Los bufones de Pría son los más conocidos de Asturias. Solo las vistas desde sus acantilados ya merecen el viaje

Bufones de Pría
Bufones de Pría

Redacción

La fuerza y capacidad creadora de la naturaleza no deja de sorprender con el paso del tiempo. Su espontaneidad fascina hasta a los menos curiosos y esta tiene en Asturias un enorme lienzo donde dar rienda suelta a su imaginación. Gracias a la orografía del paisaje, el Principado alberga en sus costas unas joyas fascinantes: los bufones de Pría. Situados en el municipio de Llanes, concretamente en la localidad de Llames (a 23 kilómetros al oeste de Llanes y a nueve al este de Ribadesella) es posible acceder al lugar dejando el coche a cierta distancia para continuar la travesía a pie; un paseo que merecerá la pena solo por apreciar las vistas que desde los acantilados de la playa de Guadamía resplandecen para los viandantes.

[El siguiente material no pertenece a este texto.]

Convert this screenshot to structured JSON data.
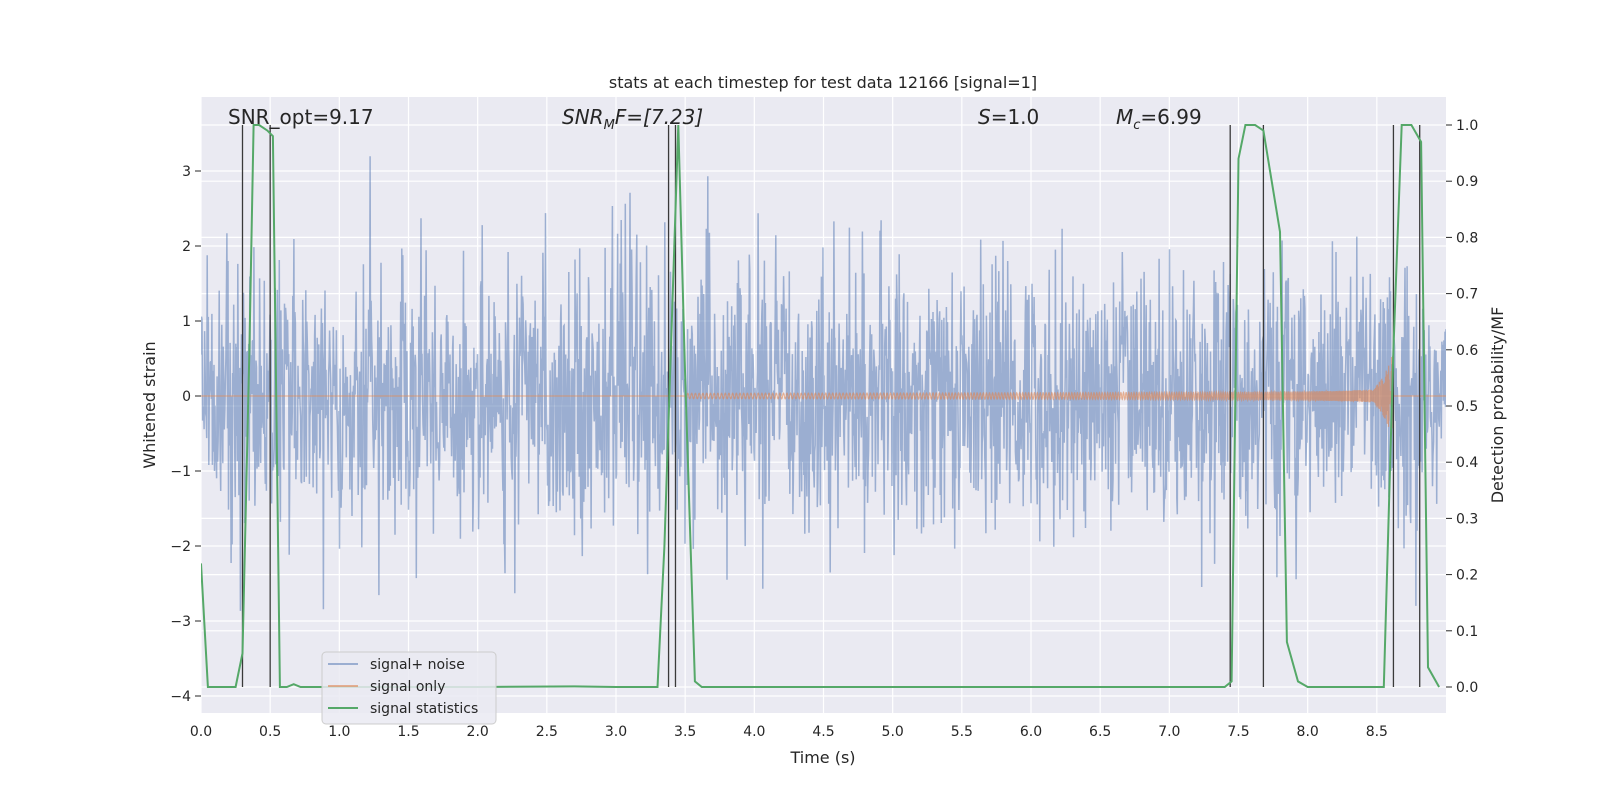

Los bufones son grietas y chimeneas abiertas en la roca caliza de un acantilado formadas como consecuencia de la erosión del mar en la tierra que se conectan con las simas marinas por las que las olas del mar empujan el agua con gran fuerza. Esta acción crea en la superficie surtidores de agua pulverizada visibles desde el exterior, audibles desde largas distancias, que pueden alcanzar más de veinte metros de altura. Cuando la mar esta brava el sonido de los bufones viaja por el aire mucho más allá del lugar de origen. Se dice que es incluso audible a 20 o más kilómetros de distancia. 

Es habitual que, si no se ha planificado bien la visita, se encuentren los bufones «apagados», ya que el espectáculo solo se garantiza en su mayor esplendor cuando la mar está brava. Es importante entonces informarse acerca de las mareas y tener en cuenta que la mejor época para ver los bufones expulsar chorros de agua tiene lugar durante los meses de otoño e invierno, cuando la mar está más fuerte.

Bufones de Pría
Bufones de Pría

En caso de acudir a Pría, es importante no cometer imprudencias ya que, cuando hay fuerte marejada, aire y agua escapan al exterior a gran presión con chorros que alcanzan gran altura, arrastrando piedras, madera, algas y otros restos. Por eso es importante mantener una distancia de precaución para que el día se corone con la mejor actuación de la naturaleza.

Pero no solo se vive este espectáculo. La localización convierten el lugar en un idilio que se puede complementar realizando la ruta de los bufones. Con inicio y fin en Llames, de dificultad baja y una duración de unas cuatro horas aproximadamente, permite conocer otras maravillas como el Pozo de Les Gralles, una auténtica piscina natural (aunque no apta para el baño) o unas vistas que robarán el aliento de los acantilados de Guadamía con el pico Pienzu de la Sierra del Sueve al fondo.